Apple's Vision Pro an impressive headset with few likely buyers, analysts say

Apple's Vision Pro headsets are on display at Apple's annual Worldwide Developers Conference at the company's headquarters in Cupertino, California, U.S. June 5, 2023. REUTERS/Loren Elliott

(Reuters) - Analysts lauded Apple's Vision Pro on Tuesday for its impressive technology, but warned that it will be a few years before the $3,499 augmented reality headset sees widespread adoption.

The device, which investors treated with a lukewarm reception, marked the company's first new product line since the launch of the Apple Watch nearly a decade ago.

Chief Executive Officer Tim Cook said it could spark the dawn of "spatial computing", where digital content blends with the physical world, just like how the iPhone changed the world of mobiles.

That vision, analysts said, could take some time to materialize because the high price tag will likely dissuade most buyers and the product does not have any clear use beyond entertainment in a still nascent augmented reality (AR) market.

"Apple proved they have a vision for the role AR technology could play for consumers ... and Vision Pro looked sleek/differentiated versus incumbents and performed with clear potential," Morgan Stanley analysts said.

"However, the Vision Pro is not ready for mass consumption," they added, pointing to a bulky external battery pack and the lack of a "killer app", among other issues.

Some analysts also warned that cheaper AR offerings from market leader Meta Platforms could be an impediment as the Meta Quest 2 retails at $299 and its successor unveiled last week, Meta Quest 3, is priced at $499.

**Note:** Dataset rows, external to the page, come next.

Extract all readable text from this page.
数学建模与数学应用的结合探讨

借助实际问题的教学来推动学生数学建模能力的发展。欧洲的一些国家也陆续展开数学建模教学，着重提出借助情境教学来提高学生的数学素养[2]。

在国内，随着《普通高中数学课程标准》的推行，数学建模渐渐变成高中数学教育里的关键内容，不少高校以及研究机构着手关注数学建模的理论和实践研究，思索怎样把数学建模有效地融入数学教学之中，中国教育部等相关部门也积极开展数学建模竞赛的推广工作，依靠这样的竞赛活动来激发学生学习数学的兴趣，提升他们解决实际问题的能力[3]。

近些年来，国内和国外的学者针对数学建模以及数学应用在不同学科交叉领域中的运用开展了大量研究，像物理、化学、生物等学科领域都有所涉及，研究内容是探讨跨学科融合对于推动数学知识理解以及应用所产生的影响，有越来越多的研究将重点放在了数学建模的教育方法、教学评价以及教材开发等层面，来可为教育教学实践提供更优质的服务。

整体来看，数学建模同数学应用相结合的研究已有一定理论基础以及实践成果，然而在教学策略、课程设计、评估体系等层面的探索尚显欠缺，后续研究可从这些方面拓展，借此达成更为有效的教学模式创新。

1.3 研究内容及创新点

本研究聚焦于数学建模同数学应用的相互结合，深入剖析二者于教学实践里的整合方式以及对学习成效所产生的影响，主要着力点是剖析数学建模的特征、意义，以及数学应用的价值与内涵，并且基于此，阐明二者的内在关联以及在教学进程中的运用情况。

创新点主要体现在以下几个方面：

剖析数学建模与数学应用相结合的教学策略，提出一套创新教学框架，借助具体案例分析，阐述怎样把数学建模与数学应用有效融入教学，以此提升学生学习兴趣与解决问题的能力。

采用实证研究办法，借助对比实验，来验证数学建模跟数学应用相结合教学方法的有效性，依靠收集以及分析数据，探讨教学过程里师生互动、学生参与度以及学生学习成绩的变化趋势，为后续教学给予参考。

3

"Although Apple will give Meta the biggest challenge since the Facebook owner's entry into the segment, it won't be able to overtake Meta in terms of shipments," said Harmeet Singh Walia, senior analyst at Counterpoint Research.

But he added that Apple may not need to dominate the market in terms of shipments to become the most prominent player.

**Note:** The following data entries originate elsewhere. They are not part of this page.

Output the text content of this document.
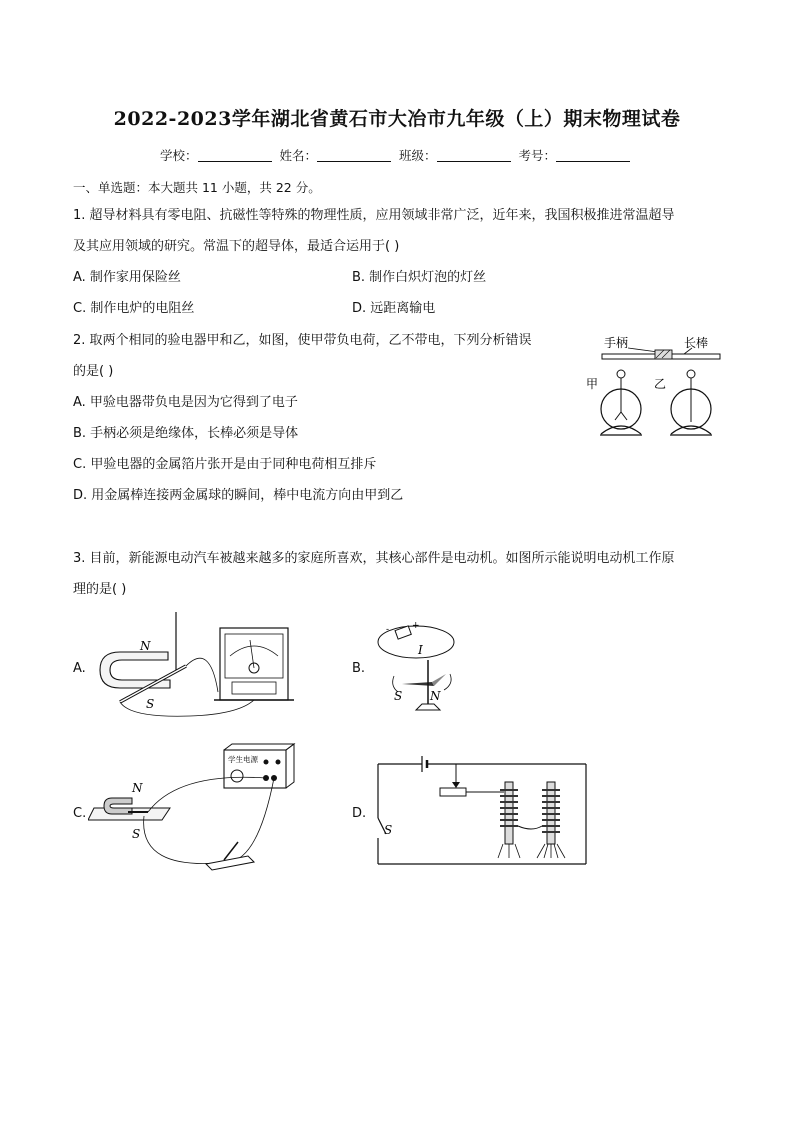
2022-2023学年湖北省黄石市大冶市九年级（上）期末物理试卷
学校：	姓名：	班级：	考号：
一、单选题：本大题共 11 小题，共 22 分。
1. 超导材料具有零电阻、抗磁性等特殊的物理性质，应用领域非常广泛，近年来，我国积极推进常温超导
及其应用领域的研究。常温下的超导体，最适合运用于( )
A. 制作家用保险丝	B. 制作白炽灯泡的灯丝
C. 制作电炉的电阻丝	D. 远距离输电
2. 取两个相同的验电器甲和乙，如图，使甲带负电荷，乙不带电，下列分析错误
的是( )
A. 甲验电器带负电是因为它得到了电子
B. 手柄必须是绝缘体，长棒必须是导体
C. 甲验电器的金属箔片张开是由于同种电荷相互排斥
D. 用金属棒连接两金属球的瞬间，棒中电流方向由甲到乙
手柄	长棒
甲	乙
3. 目前，新能源电动汽车被越来越多的家庭所喜欢，其核心部件是电动机。如图所示能说明电动机工作原
理的是( )
A.	B.
C.	D.
N
S
+
-
I
S N
学生电源
N
S	S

"As with smartphones, in which Apple usually has well over 80% share of profitability with around 20% share of shipments, it may become the most successful player without becoming most widely adopted," Walia said.

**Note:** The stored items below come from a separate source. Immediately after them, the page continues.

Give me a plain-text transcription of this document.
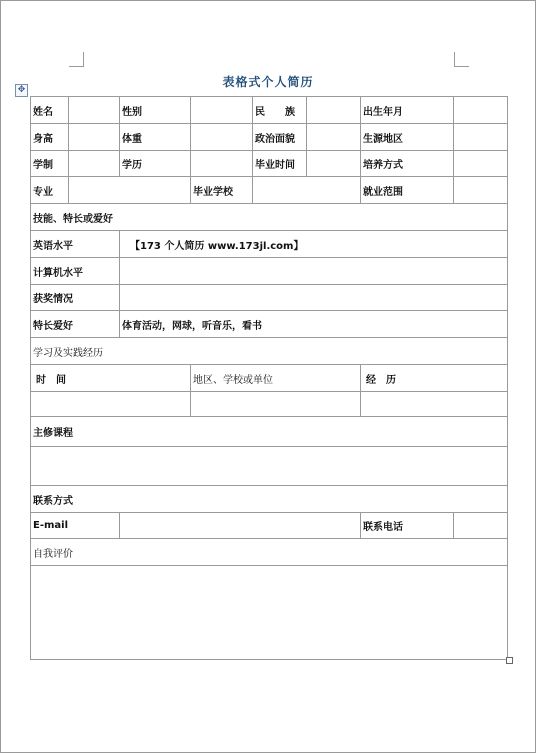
✥
表格式个人简历
姓名		性别		民　　族		出生年月	
身高		体重		政治面貌		生源地区	
学制		学历		毕业时间		培养方式	
专业			毕业学校			就业范围	
技能、特长或爱好							
英语水平		【173 个人简历 www.173jl.com】					
计算机水平							
获奖情况							
特长爱好		体育活动，网球，听音乐，看书					
学习及实践经历							
时　间			地区、学校或单位			经　历	

主修课程							

联系方式							
E-mail						联系电话	
自我评价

The uncertainty regarding Vision Pro sales also drove a wide range of predictions on its expected shipments once the device goes on sale next year.

KGI Securities analyst Christine Wang said she expected shipments of 200,000 in the first year, while Credit Suisse predicted Apple could ship over 1 million units in the period.

For comparison, Apple sold more than 1.4 million iPhones in the first year after launch, garnering $630 million in sales.

Apple's shares were down 0.7% on Tuesday.

Still, several analysts believe the company has created a "no lose" situation for itself through its move into AR.

James Cordwell of Atlantic Equities said "if the device were eventually to drive a platform shift from mobile to AR, Apple has positioned itself to extend its leadership from the smartphone era to that new epoch."

"If it fails to gain traction, then it will most likely be because VR/AR is a technological dead end, thus extending the dominance of the smartphone as the primary consumer device."